Throughout the talk, Young often refers to what a wonderful, loving father and family man he is. But what is the true nature of this man’s character? On September 27, 1993, Young was ousted from the precursor company, Young Living, Inc. for fraudulent misrepresentation of himself as a doctor, misuse of company funds to support his personal endeavors, erratic behavior during meetings, and other problems. Court and police records from Spokane, Washington, show that two days later, September 29, 1993, Young returned to the company headquarters with an axe. He attempted to force entry into the company office, removing the doors hinge pins, battering at the door with the axe, threatening and terrorizing company employees and his wife. He had to be removed by the police.

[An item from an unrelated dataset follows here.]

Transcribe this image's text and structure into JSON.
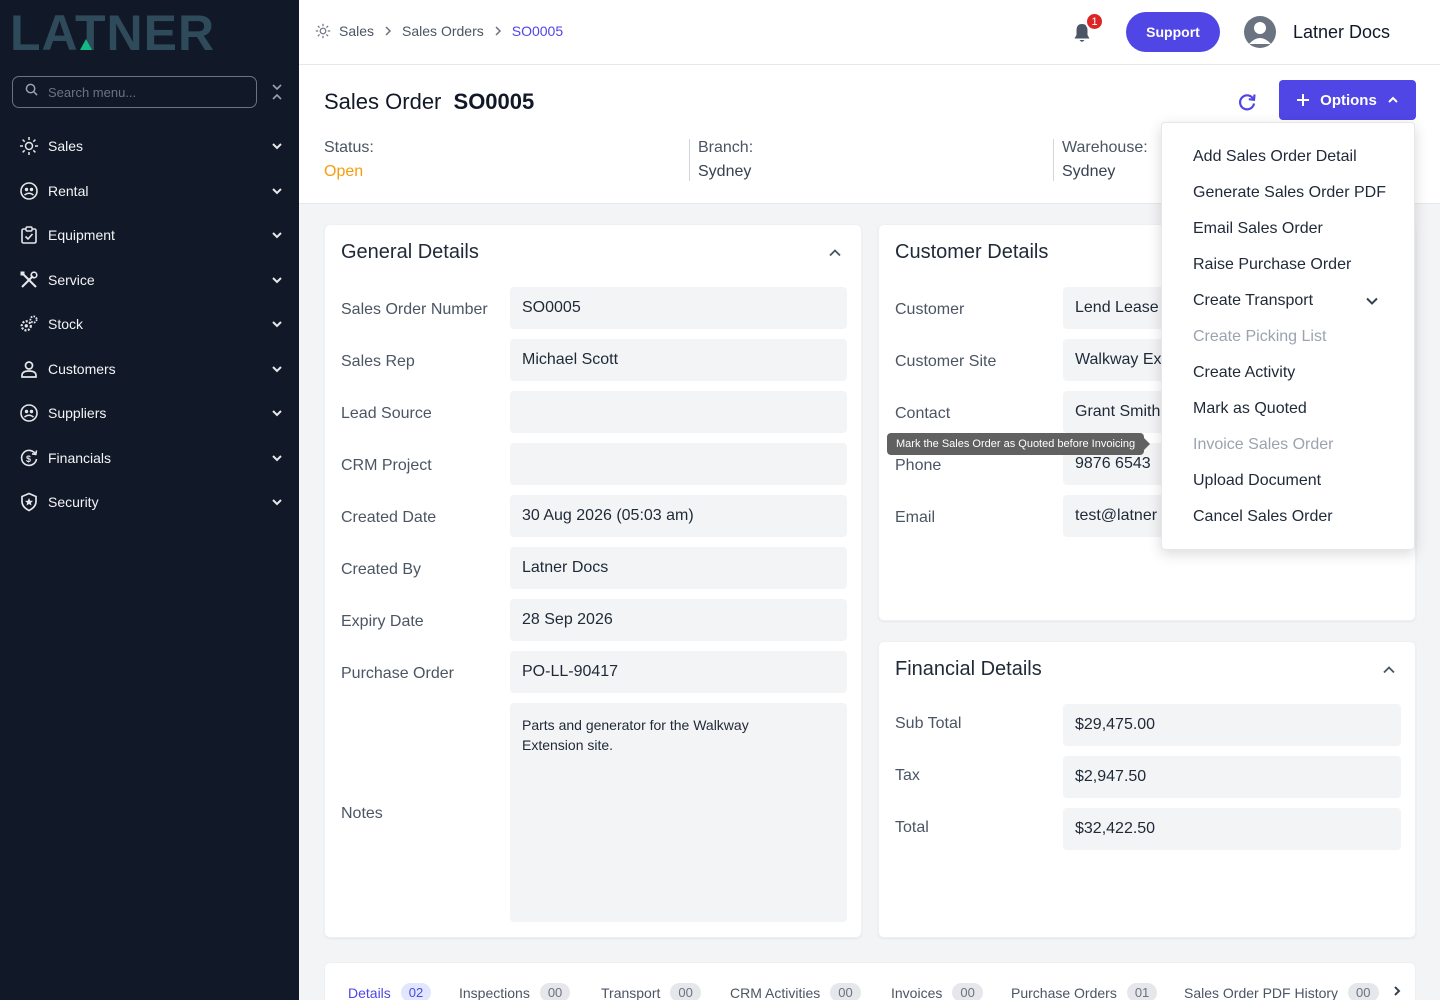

Subsequent legal wrangling led to court action in Utah County, Utah. Several of Young’s family members, his mother, sister, and niece, filed sworn affidavits. These documents reveal that Young was physically abusive to his children, spanking them when they were infants, and kicking them with his pointy-toed cowboy boots. Even his own mother stated that he mentally and emotionally abused her.

For all his pompous hype, Gary Young is not a guru, a scientist, or a researcher. Not to mention all of the police reports and court documents that indicate to most sane people that his character falls far short of what one would expect of a man who claims to be a scientist and humanitarian.